Codegen’s Codebase constructor accepts a CodebaseConfig object which is used to configure more advanced behaviors of the graph construction process.

These flags are helpful for debugging problematic repos, optimizing Codegen’s performance, or testing unreleased or experimental (potentially backwards-breaking) features.

These are considered experimental features and may change in the future!

As such, they may have little to no testing or documentation. Many of these flags may also be unsupported in the future!

If you need help, please visit our community.

These configuration options are defined in src/codegen/configs/models/codebase.py.

Usage

You can customize the behavior of the graph construction process when initializing a Codebase by passing a CodebaseConfig object with the desired configuration flags.

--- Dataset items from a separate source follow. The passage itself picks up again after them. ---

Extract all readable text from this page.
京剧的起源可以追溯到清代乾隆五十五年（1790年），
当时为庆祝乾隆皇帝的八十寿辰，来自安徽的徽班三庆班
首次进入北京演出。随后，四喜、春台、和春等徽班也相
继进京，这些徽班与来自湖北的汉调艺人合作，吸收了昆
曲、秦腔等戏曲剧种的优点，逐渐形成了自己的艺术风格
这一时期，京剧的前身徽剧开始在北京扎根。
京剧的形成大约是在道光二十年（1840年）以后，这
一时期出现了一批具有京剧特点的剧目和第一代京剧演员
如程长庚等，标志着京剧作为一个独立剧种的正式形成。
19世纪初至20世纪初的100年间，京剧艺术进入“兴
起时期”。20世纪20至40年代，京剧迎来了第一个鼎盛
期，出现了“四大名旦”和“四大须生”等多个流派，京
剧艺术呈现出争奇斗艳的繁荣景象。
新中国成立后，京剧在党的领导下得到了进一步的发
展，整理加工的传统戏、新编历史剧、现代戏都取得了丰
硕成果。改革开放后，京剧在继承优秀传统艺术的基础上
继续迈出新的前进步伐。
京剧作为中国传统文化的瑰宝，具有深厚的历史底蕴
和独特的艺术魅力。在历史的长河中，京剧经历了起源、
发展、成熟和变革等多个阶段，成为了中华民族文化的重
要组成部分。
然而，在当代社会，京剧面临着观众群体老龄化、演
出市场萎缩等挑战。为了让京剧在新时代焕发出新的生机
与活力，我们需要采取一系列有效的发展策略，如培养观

from codegen import Codebase
from codegen.configs import CodebaseConfig

# Initialize a Codebase with custom configuration
codebase = Codebase(
    "<repo_path>",
    config=CodebaseConfig(
        flag1=...,
        flag2=...,
        ...
    )
)

Table of Contents

Configuration Flags

Flag: debug

Default: False

Enables verbose logging for debugging purposes. In its current form, it enables:

  • Verbose logging when adding nodes to the graph
  • Verbose logging during initial file parsing
  • Additional assertions on graph creation
  • Additional (costly) debug metrics on codebase construction
  • etc.

This flag may be very noisy and significantly impact performance. It is generally not recommended to use.

Flag: verify_graph

Default: False

Adds assertions for graph state during reset resync. Used to test and debug graph desyncs after a codebase reset.

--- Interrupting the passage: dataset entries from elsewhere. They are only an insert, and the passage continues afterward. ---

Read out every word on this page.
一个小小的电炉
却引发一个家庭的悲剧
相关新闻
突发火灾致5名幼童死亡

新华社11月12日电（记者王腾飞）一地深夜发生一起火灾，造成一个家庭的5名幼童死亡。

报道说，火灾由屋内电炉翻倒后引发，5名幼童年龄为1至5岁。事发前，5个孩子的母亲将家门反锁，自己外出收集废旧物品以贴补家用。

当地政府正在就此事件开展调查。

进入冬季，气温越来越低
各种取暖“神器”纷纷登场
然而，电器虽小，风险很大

Runs post_reset_validation after a reset resync.

This is an internal debug flag.

Flag: track_graph

Default: False

Keeps a copy of the original graph before a resync. Used in conjunction with verify_graph to test and debug graph desyncs.

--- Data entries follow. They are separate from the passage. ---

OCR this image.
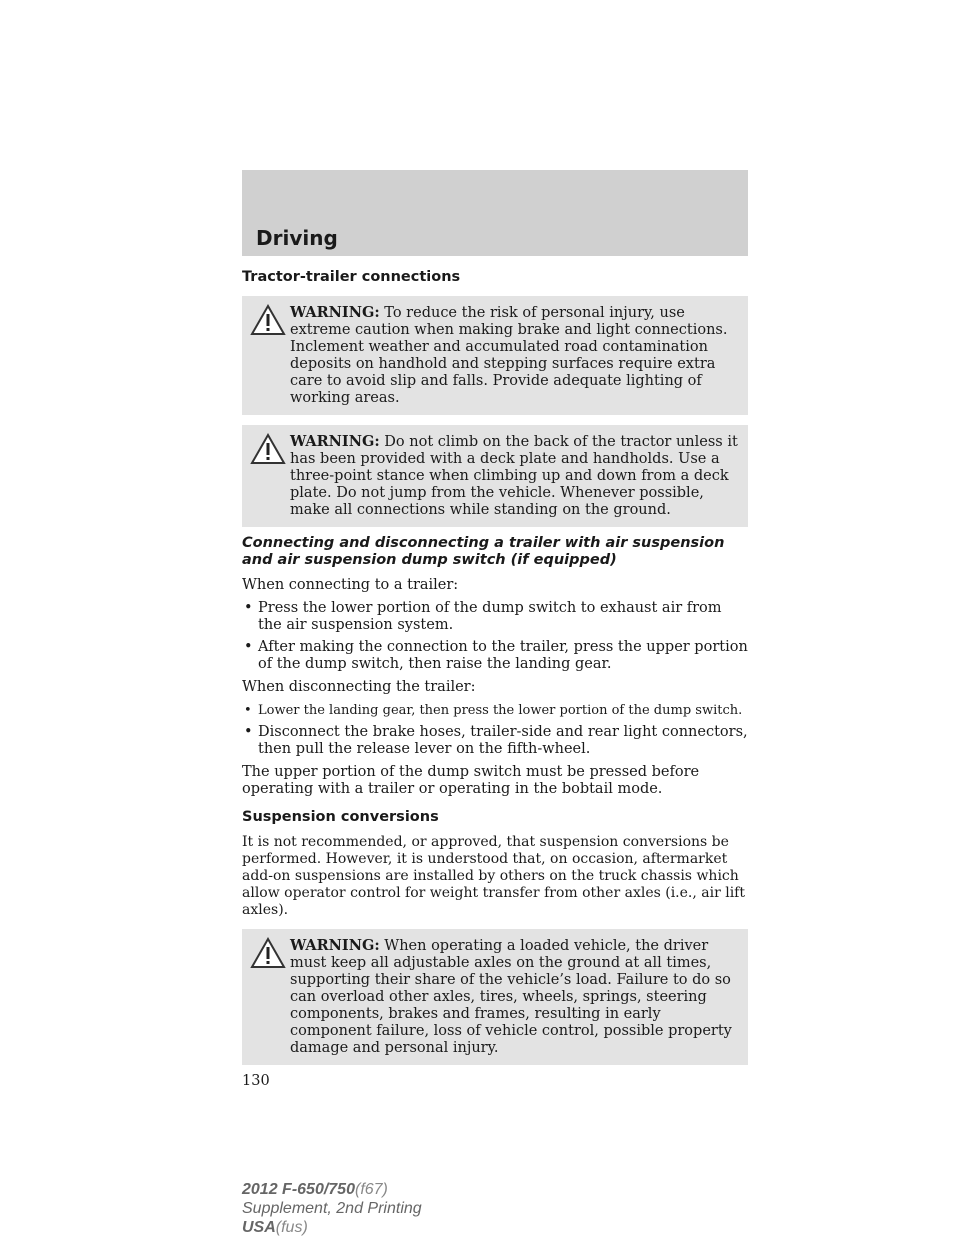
Driving
Tractor-trailer connections
WARNING: To reduce the risk of personal injury, use extreme caution when making brake and light connections. Inclement weather and accumulated road contamination deposits on handhold and stepping surfaces require extra care to avoid slip and falls. Provide adequate lighting of working areas.
WARNING: Do not climb on the back of the tractor unless it has been provided with a deck plate and handholds. Use a three-point stance when climbing up and down from a deck plate. Do not jump from the vehicle. Whenever possible, make all connections while standing on the ground.
Connecting and disconnecting a trailer with air suspension and air suspension dump switch (if equipped)

When connecting to a trailer:

• Press the lower portion of the dump switch to exhaust air from the air suspension system.
• After making the connection to the trailer, press the upper portion of the dump switch, then raise the landing gear.

When disconnecting the trailer:

• Lower the landing gear, then press the lower portion of the dump switch.
• Disconnect the brake hoses, trailer-side and rear light connectors, then pull the release lever on the fifth-wheel.

The upper portion of the dump switch must be pressed before operating with a trailer or operating in the bobtail mode.

Suspension conversions

It is not recommended, or approved, that suspension conversions be performed. However, it is understood that, on occasion, aftermarket add-on suspensions are installed by others on the truck chassis which allow operator control for weight transfer from other axles (i.e., air lift axles).

WARNING: When operating a loaded vehicle, the driver must keep all adjustable axles on the ground at all times, supporting their share of the vehicle’s load. Failure to do so can overload other axles, tires, wheels, springs, steering components, brakes and frames, resulting in early component failure, loss of vehicle control, possible property damage and personal injury.
130
2012 F-650/750(f67)
Supplement, 2nd Printing
USA(fus)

Original graph is saved as ctx.old_graph.

This is an internal debug flag.

Flag: method_usages

Default: True

Enables and disables resolving method usages.

Example Codebase:

class Foo:
    def bar():
        ...

obj = Foo()
obj.bar()  # Method Usage

Codemod with method_usages on:

bar_func = codebase.get_class("Foo").get_method("bar")
len(bar_func.usages)  # 1
bar_func.usages  # [obj.bar()]

Codemod with method_usages off:

bar_func = codebase.get_class("Foo").get_method("bar")
len(bar_func.usages)  # 0
bar_func.usages  # []

Method usage resolution could be disabled for a marginal performance boost. However, it is generally recommended to leave it enabled.

Flag: sync_enabled

Default: False

Enables or disables graph sync during codebase.commit.

Implementation-specific details on sync graph can be found here.

This section won’t go into the specific details of sync graph, but the general idea is that enabling sync graph will update the Codebase object to whatever new changes were made.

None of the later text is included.